If you're a mechanical nut, you still have the Matias Tactile Pro (http://matias.ca/tactilepro3/index.php) which has the added bonus of not just the proper keycaps, but the indicators for the additional characters possible with option and shift.

1 comments

I cannot deal with the action on the "new" Apple keyboards. It's like typing on a pane of glass, it hurts like hell because you have to press the key to nearly its fullest extension to actuate it, and then your finger comes to an abrupt halt. They could be the very best scissor type keyboards ever made and I still couldn't use them for long without getting shooting pains.
You barely need to press the keys though... I guess everyone has their own tastes, but I find the modern Apple keyboards to be the best keyboards I've ever used. The low key travel and resistance means I apply much less strength than I would on a normal keyboard, which makes it much lighter to type on.
If you're trained to touch-type on cherry or topre keyswitches, you're not going to be able to use a non-mechanical keyboard. The muscle action is just different; you're using your muscles to slow your fingers at the bottom of each keystroke rather than applying the energy all at once to your desk. This honestly doesn't make much difference to me, but I know many people who are more sensitive that do notice the difference. To each, his own.

(Analogy: punch the wall as hard as you possibly can. Then do the same action, but slow your fist down as quickly as possible so that it doesn't hit the wall.

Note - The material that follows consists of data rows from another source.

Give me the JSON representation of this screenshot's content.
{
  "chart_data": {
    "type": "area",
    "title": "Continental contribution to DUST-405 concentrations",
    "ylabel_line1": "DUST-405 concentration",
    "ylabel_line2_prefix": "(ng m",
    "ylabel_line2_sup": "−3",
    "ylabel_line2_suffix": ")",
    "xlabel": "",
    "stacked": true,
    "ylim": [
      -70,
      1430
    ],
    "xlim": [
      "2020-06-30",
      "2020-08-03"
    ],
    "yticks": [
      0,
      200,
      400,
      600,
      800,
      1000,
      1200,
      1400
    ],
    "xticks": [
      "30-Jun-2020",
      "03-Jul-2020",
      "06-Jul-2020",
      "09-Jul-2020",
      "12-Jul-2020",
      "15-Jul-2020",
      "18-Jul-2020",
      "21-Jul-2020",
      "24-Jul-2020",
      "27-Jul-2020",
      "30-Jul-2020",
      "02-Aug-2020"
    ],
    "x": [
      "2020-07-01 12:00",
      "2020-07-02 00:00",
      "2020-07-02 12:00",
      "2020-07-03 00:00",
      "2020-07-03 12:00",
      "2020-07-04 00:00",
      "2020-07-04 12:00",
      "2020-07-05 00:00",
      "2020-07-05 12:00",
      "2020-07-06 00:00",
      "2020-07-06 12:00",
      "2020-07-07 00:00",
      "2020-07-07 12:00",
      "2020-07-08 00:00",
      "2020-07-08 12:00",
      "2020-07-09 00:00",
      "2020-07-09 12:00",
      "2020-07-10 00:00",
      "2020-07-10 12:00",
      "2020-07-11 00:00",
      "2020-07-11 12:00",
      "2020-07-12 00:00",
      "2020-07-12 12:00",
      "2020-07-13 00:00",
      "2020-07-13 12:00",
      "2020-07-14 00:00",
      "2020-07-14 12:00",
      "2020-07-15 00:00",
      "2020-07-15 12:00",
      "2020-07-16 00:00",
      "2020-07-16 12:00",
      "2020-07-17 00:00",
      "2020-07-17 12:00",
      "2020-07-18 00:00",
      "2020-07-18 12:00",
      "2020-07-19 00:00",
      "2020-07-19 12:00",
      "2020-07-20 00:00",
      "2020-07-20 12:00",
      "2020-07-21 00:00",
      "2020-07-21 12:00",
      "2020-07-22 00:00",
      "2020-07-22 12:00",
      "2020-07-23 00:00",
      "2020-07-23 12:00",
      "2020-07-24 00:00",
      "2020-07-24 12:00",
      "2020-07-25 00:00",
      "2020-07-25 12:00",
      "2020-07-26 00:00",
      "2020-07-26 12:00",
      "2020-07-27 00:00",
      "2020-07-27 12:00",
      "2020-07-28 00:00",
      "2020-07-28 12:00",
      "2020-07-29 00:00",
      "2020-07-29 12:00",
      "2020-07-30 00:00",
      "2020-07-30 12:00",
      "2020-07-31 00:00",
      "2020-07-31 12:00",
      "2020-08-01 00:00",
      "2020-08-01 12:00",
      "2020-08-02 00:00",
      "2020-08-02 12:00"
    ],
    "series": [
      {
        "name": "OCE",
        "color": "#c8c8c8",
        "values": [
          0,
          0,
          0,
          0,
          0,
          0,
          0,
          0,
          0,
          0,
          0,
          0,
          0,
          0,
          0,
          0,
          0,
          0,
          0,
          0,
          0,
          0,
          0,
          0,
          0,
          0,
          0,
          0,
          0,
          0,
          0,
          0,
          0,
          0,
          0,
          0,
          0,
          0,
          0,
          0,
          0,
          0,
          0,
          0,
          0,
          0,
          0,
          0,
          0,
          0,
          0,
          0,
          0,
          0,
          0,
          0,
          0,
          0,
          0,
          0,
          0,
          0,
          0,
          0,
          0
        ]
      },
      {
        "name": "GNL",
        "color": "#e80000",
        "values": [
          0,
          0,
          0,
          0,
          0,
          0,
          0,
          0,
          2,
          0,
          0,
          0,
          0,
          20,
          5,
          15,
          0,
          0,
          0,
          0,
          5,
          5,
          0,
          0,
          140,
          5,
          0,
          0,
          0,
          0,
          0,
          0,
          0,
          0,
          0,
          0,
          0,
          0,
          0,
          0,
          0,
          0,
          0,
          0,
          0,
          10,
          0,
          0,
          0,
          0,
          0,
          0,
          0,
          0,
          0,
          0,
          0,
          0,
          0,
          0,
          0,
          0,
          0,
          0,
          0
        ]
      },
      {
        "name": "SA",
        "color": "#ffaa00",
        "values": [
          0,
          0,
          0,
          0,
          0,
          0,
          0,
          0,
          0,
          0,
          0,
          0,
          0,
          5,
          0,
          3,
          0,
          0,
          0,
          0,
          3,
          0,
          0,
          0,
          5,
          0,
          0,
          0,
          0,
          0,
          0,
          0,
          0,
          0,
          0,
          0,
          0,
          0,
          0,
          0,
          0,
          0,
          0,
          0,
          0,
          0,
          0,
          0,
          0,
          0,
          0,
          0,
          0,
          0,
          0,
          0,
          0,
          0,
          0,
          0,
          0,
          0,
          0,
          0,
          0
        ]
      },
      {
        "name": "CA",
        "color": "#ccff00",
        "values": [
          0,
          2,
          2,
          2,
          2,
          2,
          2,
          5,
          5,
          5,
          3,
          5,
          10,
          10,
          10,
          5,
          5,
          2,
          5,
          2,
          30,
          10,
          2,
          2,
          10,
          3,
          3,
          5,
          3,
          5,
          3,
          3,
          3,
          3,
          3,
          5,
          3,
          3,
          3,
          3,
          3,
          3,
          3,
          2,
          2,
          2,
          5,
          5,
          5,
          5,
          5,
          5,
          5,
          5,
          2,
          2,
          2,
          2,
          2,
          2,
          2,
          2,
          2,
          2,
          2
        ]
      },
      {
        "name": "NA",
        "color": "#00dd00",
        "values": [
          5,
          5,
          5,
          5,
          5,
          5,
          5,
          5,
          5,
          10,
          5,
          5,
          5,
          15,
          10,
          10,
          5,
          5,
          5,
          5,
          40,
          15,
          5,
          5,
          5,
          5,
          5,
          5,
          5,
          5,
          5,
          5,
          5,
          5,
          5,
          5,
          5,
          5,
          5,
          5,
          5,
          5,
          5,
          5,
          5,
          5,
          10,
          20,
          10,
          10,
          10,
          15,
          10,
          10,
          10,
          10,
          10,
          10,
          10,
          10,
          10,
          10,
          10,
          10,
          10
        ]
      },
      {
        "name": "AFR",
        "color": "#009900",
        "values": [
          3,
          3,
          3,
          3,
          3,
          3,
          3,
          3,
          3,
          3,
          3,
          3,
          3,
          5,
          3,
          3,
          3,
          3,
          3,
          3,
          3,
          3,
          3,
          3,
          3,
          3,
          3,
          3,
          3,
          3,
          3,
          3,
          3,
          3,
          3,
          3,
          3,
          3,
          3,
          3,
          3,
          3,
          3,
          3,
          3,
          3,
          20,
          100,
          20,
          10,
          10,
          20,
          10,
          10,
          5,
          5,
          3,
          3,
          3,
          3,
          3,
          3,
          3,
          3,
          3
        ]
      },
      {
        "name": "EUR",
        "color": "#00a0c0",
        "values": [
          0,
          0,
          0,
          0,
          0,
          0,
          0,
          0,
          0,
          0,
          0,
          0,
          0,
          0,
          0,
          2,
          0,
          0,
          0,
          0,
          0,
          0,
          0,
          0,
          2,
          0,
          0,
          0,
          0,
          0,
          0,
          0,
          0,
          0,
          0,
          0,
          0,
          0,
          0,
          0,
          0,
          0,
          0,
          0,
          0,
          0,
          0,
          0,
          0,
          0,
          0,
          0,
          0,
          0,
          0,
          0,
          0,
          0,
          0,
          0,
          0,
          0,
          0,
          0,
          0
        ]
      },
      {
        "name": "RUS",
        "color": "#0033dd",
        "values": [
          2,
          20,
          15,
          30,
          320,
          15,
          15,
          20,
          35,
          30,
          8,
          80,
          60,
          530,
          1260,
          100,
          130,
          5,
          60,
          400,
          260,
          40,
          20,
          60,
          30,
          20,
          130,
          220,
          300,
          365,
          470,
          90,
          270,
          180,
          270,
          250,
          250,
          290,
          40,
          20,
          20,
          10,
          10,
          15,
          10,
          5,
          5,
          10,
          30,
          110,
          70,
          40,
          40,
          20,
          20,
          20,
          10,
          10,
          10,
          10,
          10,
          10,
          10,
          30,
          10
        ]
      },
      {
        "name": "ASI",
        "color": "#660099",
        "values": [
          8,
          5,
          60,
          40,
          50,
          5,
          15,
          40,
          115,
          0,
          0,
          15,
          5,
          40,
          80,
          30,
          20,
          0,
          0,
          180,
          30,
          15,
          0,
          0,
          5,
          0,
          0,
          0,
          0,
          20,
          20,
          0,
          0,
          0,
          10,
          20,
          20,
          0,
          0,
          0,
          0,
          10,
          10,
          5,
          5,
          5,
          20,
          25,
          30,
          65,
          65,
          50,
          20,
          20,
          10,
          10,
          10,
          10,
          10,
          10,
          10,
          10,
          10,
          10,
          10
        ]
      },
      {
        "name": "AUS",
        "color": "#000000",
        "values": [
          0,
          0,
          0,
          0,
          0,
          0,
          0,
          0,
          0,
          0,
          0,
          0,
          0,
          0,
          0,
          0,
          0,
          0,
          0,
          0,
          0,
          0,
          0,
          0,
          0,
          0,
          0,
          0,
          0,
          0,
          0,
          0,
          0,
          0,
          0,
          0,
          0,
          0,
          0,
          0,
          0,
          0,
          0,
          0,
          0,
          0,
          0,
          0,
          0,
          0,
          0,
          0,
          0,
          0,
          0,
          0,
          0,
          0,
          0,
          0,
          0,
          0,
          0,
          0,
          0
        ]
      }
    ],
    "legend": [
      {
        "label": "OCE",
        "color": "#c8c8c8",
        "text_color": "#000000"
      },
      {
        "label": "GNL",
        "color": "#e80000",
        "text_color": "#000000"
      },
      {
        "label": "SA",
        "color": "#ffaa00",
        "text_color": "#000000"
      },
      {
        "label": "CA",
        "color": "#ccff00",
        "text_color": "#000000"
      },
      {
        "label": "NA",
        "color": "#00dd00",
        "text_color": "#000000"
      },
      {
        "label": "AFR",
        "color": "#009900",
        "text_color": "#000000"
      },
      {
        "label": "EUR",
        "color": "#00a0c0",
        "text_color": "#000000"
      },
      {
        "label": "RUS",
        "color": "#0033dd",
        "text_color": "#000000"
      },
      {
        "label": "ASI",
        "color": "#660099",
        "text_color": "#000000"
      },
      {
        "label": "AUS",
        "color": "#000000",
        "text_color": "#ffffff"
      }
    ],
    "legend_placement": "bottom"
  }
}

That's the difference between membrane keyboards and Cherry/Topre/IBM keyboards.)

But the Apple keyboards are mechanical - just with less give. The analogy is more that in one case, you have to punch a heavy hanging weight and get it to hit the wall, whereas in the next case, you can just quickly flick it with your finger to achieve the same effect.

I'm "trained to touch-type" on old keyboards, since I learned to touch-type when I was a teenager playing MUDs and there were none of these newfangled Apple keyboards. And yet, I made the transition without even thinking about it. It's not an iPad keyboard, it's a real keyboard with real keys in all the right places, and you don't have to smash it quite so hard, but it's still "mechanical"...

This is the reason I've come to like them. The travel is super short so you can kind of just tap at them instead of having to hammer down. Older membrane or mechanical keyboards would require some serious effort to fully depress the key, and if you didn't develop a heavy-handed habit you'd often miss letters.

I have a pet theory that Apple's iterations of shorter, thinner, lower travel keyboards is just training us slowly for the day when a glass keyboard is the de-facto standard.

The only trouble I have with the iPad-sized keyboard, which is virtually the same in terms of layout, is that accidental taps are much easier. It's like handling a loaded gun, you can't leave your fingers lazying about. If it required a certain amount of force, just jog the motion sensor slightly, and had a slight tactile feel to the keys, it might end up being even better.